Along with researchers at the Colorado School of Mines, CU’s LASP created a concept for a type of “cosmic gas station” with charging ports and an electron beam to blast lunar dust.
“The idea is to build something like a service station– or we call ‘gas station’– on the moon,” Wang said. “You stop by a station and you can recharge your rovers and also you can clean your rovers– like a car wash. So you ‘pump your gas’ and you go ‘wash your car.’”
During NASA’s Apollo missions in the late 20th century, astronauts encountered the sticky nature of lunar dust, a pervasive kind of material that stuck to spacesuits and rockets– virtually anything that neared the moon’s surface.
“It more or less coats and covers every surface on the moon which means that no matter where you go on the moon you’re going to encounter it and you’re going to have to deal with it in various ways,” said Paul Hayne, a planetary scientist at CU Boulder.
Lunar dust is highly charged so it is attracted to anything that lands nearby.
“The charged effect makes it easier to stick on surfaces. So it’s very hard to get rid of,” Wang said.
Additionally these dust particles are sharp. Without wind or water, the moon lacks the same erosion processes that grind down earth’s dust.
The moon’s dusty layer is instead the result of meteoroids and charged celestial particles hitting the moon’s surface.
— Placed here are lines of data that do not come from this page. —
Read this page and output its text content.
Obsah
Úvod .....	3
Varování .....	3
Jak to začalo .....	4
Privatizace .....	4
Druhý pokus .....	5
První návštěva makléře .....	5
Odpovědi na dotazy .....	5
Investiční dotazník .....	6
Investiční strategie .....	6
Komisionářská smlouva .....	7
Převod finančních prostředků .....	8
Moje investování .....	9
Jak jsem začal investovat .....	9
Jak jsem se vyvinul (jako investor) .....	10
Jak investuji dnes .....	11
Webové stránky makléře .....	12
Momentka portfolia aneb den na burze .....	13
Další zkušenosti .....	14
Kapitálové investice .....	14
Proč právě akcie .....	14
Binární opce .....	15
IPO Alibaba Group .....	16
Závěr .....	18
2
Wang said these particles pose a safety risk to space explorers, describing them as akin to “broken glass.”
“[Lunar dust particles] are really abrasive, very sharp. They can cut through the spacesuit fabric so that would be dangerous for astronauts,” Wang said.
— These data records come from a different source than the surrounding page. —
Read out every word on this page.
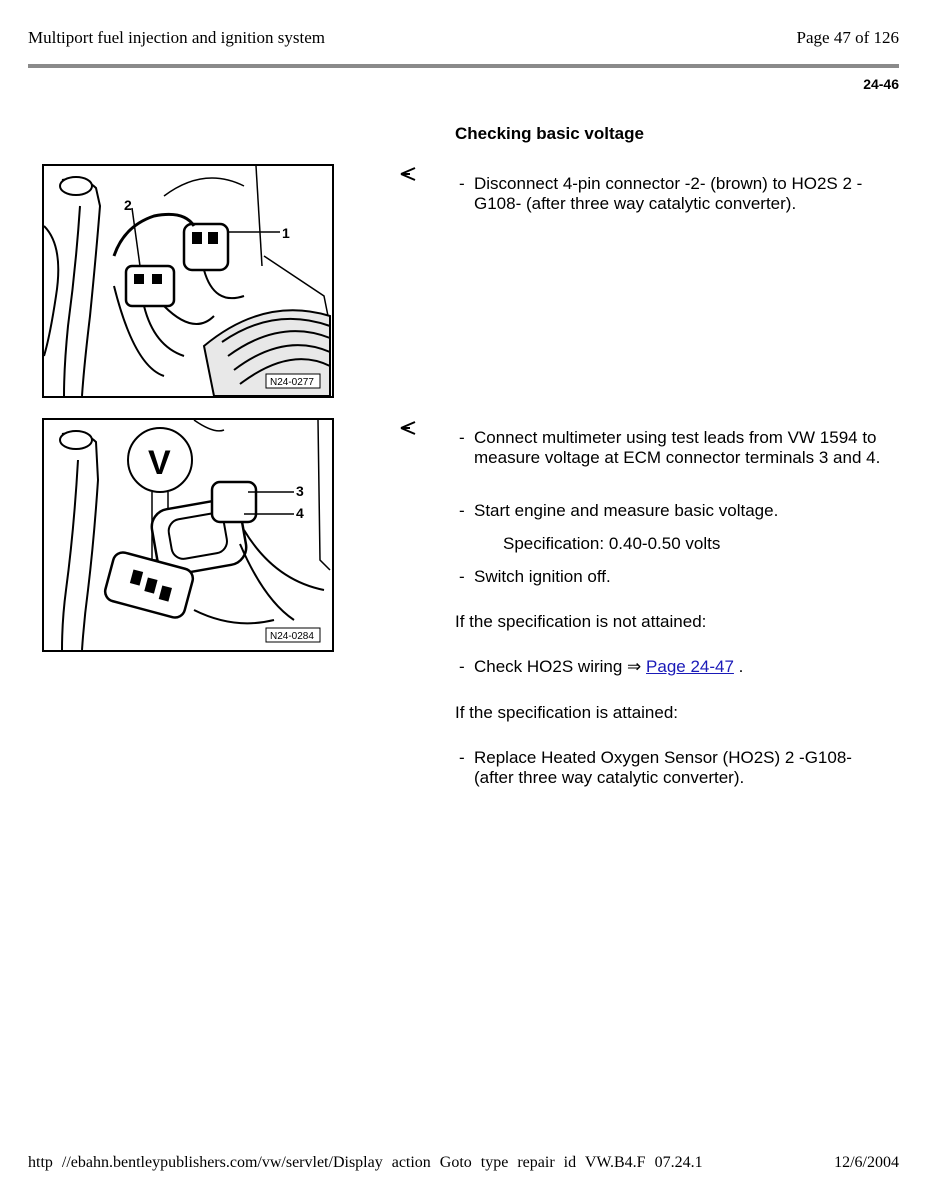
Multiport fuel injection and ignition system	Page 47 of 126
24-46
Checking basic voltage
2
1
N24-0277
- Disconnect 4-pin connector -2- (brown) to HO2S 2 -G108- (after three way catalytic converter).
V
3
4
N24-0284
- Connect multimeter using test leads from VW 1594 to measure voltage at ECM connector terminals 3 and 4.
- Start engine and measure basic voltage.
Specification: 0.40-0.50 volts
- Switch ignition off.
If the specification is not attained:
- Check HO2S wiring ⇒ Page 24-47 .
If the specification is attained:
- Replace Heated Oxygen Sensor (HO2S) 2 -G108- (after three way catalytic converter).
http //ebahn.bentleypublishers.com/vw/servlet/Display action Goto type repair id VW.B4.F 07.24.1	12/6/2004
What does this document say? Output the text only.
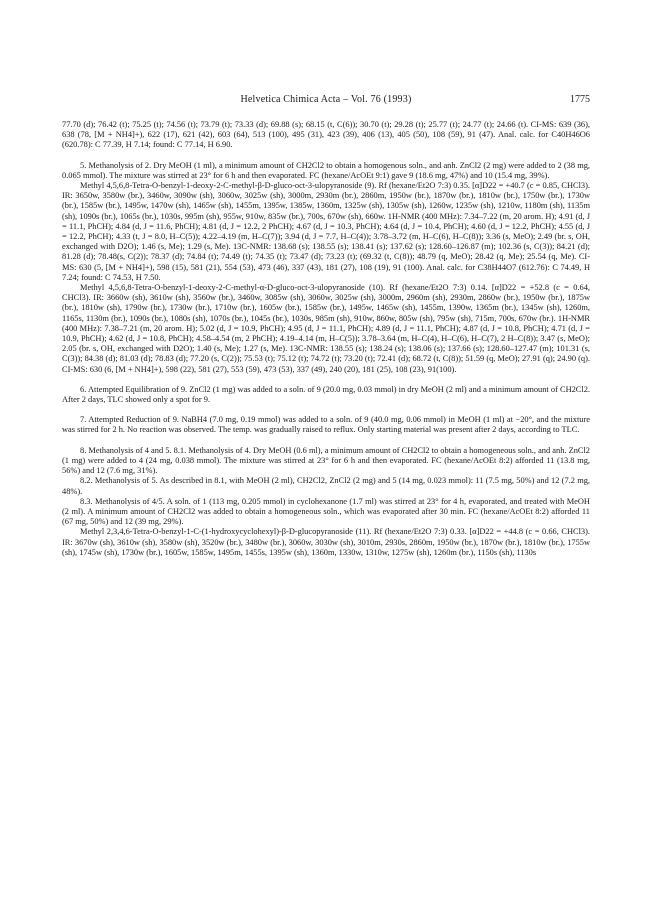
Helvetica Chimica Acta – Vol. 76 (1993)	1775

77.70 (d); 76.42 (t); 75.25 (t); 74.56 (t); 73.79 (t); 73.33 (d); 69.88 (s); 68.15 (t, C(6)); 30.70 (t); 29.28 (t); 25.77 (t); 24.77 (t); 24.66 (t). CI-MS: 639 (36), 638 (78, [M + NH4]+), 622 (17), 621 (42), 603 (64), 513 (100), 495 (31), 423 (39), 406 (13), 405 (50), 108 (59), 91 (47). Anal. calc. for C40H46O6 (620.78): C 77.39, H 7.14; found: C 77.14, H 6.90.

5. Methanolysis of 2. Dry MeOH (1 ml), a minimum amount of CH2Cl2 to obtain a homogenous soln., and anh. ZnCl2 (2 mg) were added to 2 (38 mg, 0.065 mmol). The mixture was stirred at 23° for 6 h and then evaporated. FC (hexane/AcOEt 9:1) gave 9 (18.6 mg, 47%) and 10 (15.4 mg, 39%).

Methyl 4,5,6,8-Tetra-O-benzyl-1-deoxy-2-C-methyl-β-D-gluco-oct-3-ulopyranoside (9). Rf (hexane/Et2O 7:3) 0.35. [α]D22 = +40.7 (c = 0.85, CHCl3). IR: 3650w, 3580w (br.), 3460w, 3090w (sh), 3060w, 3025w (sh), 3000m, 2930m (br.), 2860m, 1950w (br.), 1870w (br.), 1810w (br.), 1750w (br.), 1730w (br.), 1585w (br.), 1495w, 1470w (sh), 1465w (sh), 1455m, 1395w, 1385w, 1360m, 1325w (sh), 1305w (sh), 1260w, 1235w (sh), 1210w, 1180m (sh), 1135m (sh), 1090s (br.), 1065s (br.), 1030s, 995m (sh), 955w, 910w, 835w (br.), 700s, 670w (sh), 660w. 1H-NMR (400 MHz): 7.34–7.22 (m, 20 arom. H); 4.91 (d, J = 11.1, PhCH); 4.84 (d, J = 11.6, PhCH); 4.81 (d, J = 12.2, 2 PhCH); 4.67 (d, J = 10.3, PhCH); 4.64 (d, J = 10.4, PhCH); 4.60 (d, J = 12.2, PhCH); 4.55 (d, J = 12.2, PhCH); 4.33 (t, J = 8.0, H–C(5)); 4.22–4.19 (m, H–C(7)); 3.94 (d, J = 7.7, H–C(4)); 3.78–3.72 (m, H–C(6), H–C(8)); 3.36 (s, MeO); 2.49 (br. s, OH, exchanged with D2O); 1.46 (s, Me); 1.29 (s, Me). 13C-NMR: 138.68 (s); 138.55 (s); 138.41 (s); 137.62 (s); 128.60–126.87 (m); 102.36 (s, C(3)); 84.21 (d); 81.28 (d); 78.48(s, C(2)); 78.37 (d); 74.84 (t); 74.49 (t); 74.35 (t); 73.47 (d); 73.23 (t); (69.32 (t, C(8)); 48.79 (q, MeO); 28.42 (q, Me); 25.54 (q, Me). CI-MS: 630 (5, [M + NH4]+), 598 (15), 581 (21), 554 (53), 473 (46), 337 (43), 181 (27), 108 (19), 91 (100). Anal. calc. for C38H44O7 (612.76): C 74.49, H 7.24; found: C 74.53, H 7.50.

Methyl 4,5,6,8-Tetra-O-benzyl-1-deoxy-2-C-methyl-α-D-gluco-oct-3-ulopyranoside (10). Rf (hexane/Et2O 7:3) 0.14. [α]D22 = +52.8 (c = 0.64, CHCl3). IR: 3660w (sh), 3610w (sh), 3560w (br.), 3460w, 3085w (sh), 3060w, 3025w (sh), 3000m, 2960m (sh), 2930m, 2860w (br.), 1950w (br.), 1875w (br.), 1810w (sh), 1790w (br.), 1730w (br.), 1710w (br.), 1605w (br.), 1585w (br.), 1495w, 1465w (sh), 1455m, 1390w, 1365m (br.), 1345w (sh), 1260m, 1165s, 1130m (br.), 1090s (br.), 1080s (sh), 1070s (br.), 1045s (br.), 1030s, 985m (sh), 910w, 860w, 805w (sh), 795w (sh), 715m, 700s, 670w (br.). 1H-NMR (400 MHz): 7.38–7.21 (m, 20 arom. H); 5.02 (d, J = 10.9, PhCH); 4.95 (d, J = 11.1, PhCH); 4.89 (d, J = 11.1, PhCH); 4.87 (d, J = 10.8, PhCH); 4.71 (d, J = 10.9, PhCH); 4.62 (d, J = 10.8, PhCH); 4.58–4.54 (m, 2 PhCH); 4.19–4.14 (m, H–C(5)); 3.78–3.64 (m, H–C(4), H–C(6), H–C(7), 2 H–C(8)); 3.47 (s, MeO); 2.05 (br. s, OH, exchanged with D2O); 1.40 (s, Me); 1.27 (s, Me). 13C-NMR: 138.55 (s); 138.24 (s); 138.06 (s); 137.66 (s); 128.60–127.47 (m); 101.31 (s, C(3)); 84.38 (d); 81.03 (d); 78.83 (d); 77.20 (s, C(2)); 75.53 (t); 75.12 (t); 74.72 (t); 73.20 (t); 72.41 (d); 68.72 (t, C(8)); 51.59 (q, MeO); 27.91 (q); 24.90 (q). CI-MS: 630 (6, [M + NH4]+), 598 (22), 581 (27), 553 (59), 473 (53), 337 (49), 240 (20), 181 (25), 108 (23), 91(100).

6. Attempted Equilibration of 9. ZnCl2 (1 mg) was added to a soln. of 9 (20.0 mg, 0.03 mmol) in dry MeOH (2 ml) and a minimum amount of CH2Cl2. After 2 days, TLC showed only a spot for 9.

7. Attempted Reduction of 9. NaBH4 (7.0 mg, 0.19 mmol) was added to a soln. of 9 (40.0 mg, 0.06 mmol) in MeOH (1 ml) at −20°, and the mixture was stirred for 2 h. No reaction was observed. The temp. was gradually raised to reflux. Only starting material was present after 2 days, according to TLC.

8. Methanolysis of 4 and 5. 8.1. Methanolysis of 4. Dry MeOH (0.6 ml), a minimum amount of CH2Cl2 to obtain a homogeneous soln., and anh. ZnCl2 (1 mg) were added to 4 (24 mg, 0.038 mmol). The mixture was stirred at 23° for 6 h and then evaporated. FC (hexane/AcOEt 8:2) afforded 11 (13.8 mg, 56%) and 12 (7.6 mg, 31%).

8.2. Methanolysis of 5. As described in 8.1, with MeOH (2 ml), CH2Cl2, ZnCl2 (2 mg) and 5 (14 mg, 0.023 mmol): 11 (7.5 mg, 50%) and 12 (7.2 mg, 48%).

8.3. Methanolysis of 4/5. A soln. of 1 (113 mg, 0.205 mmol) in cyclohexanone (1.7 ml) was stirred at 23° for 4 h, evaporated, and treated with MeOH (2 ml). A minimum amount of CH2Cl2 was added to obtain a homogeneous soln., which was evaporated after 30 min. FC (hexane/AcOEt 8:2) afforded 11 (67 mg, 50%) and 12 (39 mg, 29%).

Methyl 2,3,4,6-Tetra-O-benzyl-1-C-(1-hydroxycyclohexyl)-β-D-glucopyranoside (11). Rf (hexane/Et2O 7:3) 0.33. [α]D22 = +44.8 (c = 0.66, CHCl3). IR: 3670w (sh), 3610w (sh), 3580w (sh), 3520w (br.), 3480w (br.), 3060w, 3030w (sh), 3010m, 2930s, 2860m, 1950w (br.), 1870w (br.), 1810w (br.), 1755w (sh), 1745w (sh), 1730w (br.), 1605w, 1585w, 1495m, 1455s, 1395w (sh), 1360m, 1330w, 1310w, 1275w (sh), 1260m (br.), 1150s (sh), 1130s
Hayne agreed. He also expressed concern for the health risks of inhaling these particles.
“Trying to keep the dust off of things is a challenge. And one of the reasons we want to keep dust off of things is that the highly reactive, shards-of-glass nature of the lunar dust means that it can be toxic,” he said.
The LASP team’s idea for their service station involves an electron beam that blasts away the static-y sharp lunar dust particles. Wang and his colleagues are continuing to solve this dust issue at a crucial time for lunar exploration.
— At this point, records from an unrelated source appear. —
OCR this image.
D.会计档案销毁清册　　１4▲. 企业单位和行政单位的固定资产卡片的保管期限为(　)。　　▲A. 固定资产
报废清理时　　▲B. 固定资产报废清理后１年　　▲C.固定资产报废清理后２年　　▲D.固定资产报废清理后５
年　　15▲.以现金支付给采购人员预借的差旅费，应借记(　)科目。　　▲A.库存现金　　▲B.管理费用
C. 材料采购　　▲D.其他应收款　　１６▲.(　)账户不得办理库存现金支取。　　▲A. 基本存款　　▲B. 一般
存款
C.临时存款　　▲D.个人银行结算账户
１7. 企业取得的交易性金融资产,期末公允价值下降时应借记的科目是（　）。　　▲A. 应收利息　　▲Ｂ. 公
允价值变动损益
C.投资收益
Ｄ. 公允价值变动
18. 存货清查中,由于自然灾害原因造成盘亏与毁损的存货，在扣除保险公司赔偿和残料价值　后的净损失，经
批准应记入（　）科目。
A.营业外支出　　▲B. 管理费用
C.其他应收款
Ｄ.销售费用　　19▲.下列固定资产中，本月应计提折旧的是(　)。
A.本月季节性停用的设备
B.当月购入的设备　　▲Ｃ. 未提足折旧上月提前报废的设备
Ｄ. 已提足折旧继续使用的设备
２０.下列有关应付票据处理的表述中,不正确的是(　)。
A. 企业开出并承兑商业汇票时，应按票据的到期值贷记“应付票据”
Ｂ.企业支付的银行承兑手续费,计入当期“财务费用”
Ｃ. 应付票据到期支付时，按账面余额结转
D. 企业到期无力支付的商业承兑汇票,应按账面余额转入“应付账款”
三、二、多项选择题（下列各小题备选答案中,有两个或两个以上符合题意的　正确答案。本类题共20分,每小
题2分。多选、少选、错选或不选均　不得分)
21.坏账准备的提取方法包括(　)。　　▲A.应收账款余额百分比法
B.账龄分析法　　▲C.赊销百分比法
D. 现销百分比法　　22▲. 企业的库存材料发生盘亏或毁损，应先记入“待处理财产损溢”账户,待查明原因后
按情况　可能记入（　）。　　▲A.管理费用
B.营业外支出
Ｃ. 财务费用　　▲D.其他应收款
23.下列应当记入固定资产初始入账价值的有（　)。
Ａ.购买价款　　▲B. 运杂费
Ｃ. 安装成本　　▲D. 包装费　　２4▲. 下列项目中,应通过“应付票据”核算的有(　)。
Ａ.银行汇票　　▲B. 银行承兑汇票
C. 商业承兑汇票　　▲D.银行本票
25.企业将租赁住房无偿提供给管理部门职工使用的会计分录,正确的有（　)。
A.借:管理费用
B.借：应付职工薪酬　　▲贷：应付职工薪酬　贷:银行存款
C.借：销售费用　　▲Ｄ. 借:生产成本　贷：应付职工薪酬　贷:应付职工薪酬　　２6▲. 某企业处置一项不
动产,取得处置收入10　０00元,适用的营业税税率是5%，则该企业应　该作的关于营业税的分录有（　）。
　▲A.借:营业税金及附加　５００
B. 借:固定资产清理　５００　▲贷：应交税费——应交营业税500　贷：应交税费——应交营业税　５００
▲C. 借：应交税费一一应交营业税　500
NASA is in the midst of its newest set of lunar missions called “Artemis.” Future Artemis missions aim to bring insight into living on another planet and inspire future settlements on Mars. The next lunar mission in the Artemis itinerary is set tentatively for 2025.
“Everybody’s talking about ‘we’re going back to the moon’ but the huge difference from the Apollo missions is that this time we will stay and not for a week, not for months, not for a year, probably for decades,” Wang said. LASP’s service station is meant to aid long term missions to the moon and potentially further, like a rest stop in between a road trip from Boulder to California, described Wang.
While he believes himself to be too old to make it to the moon himself, Wang is incredibly passionate about aiding future missions. For him, cosmic dust is not just a career, it’s a passion.
“If you go back even further to how stars form. Stars form by gas and dust. That’s it,” he said. “So everything’s made of dust.”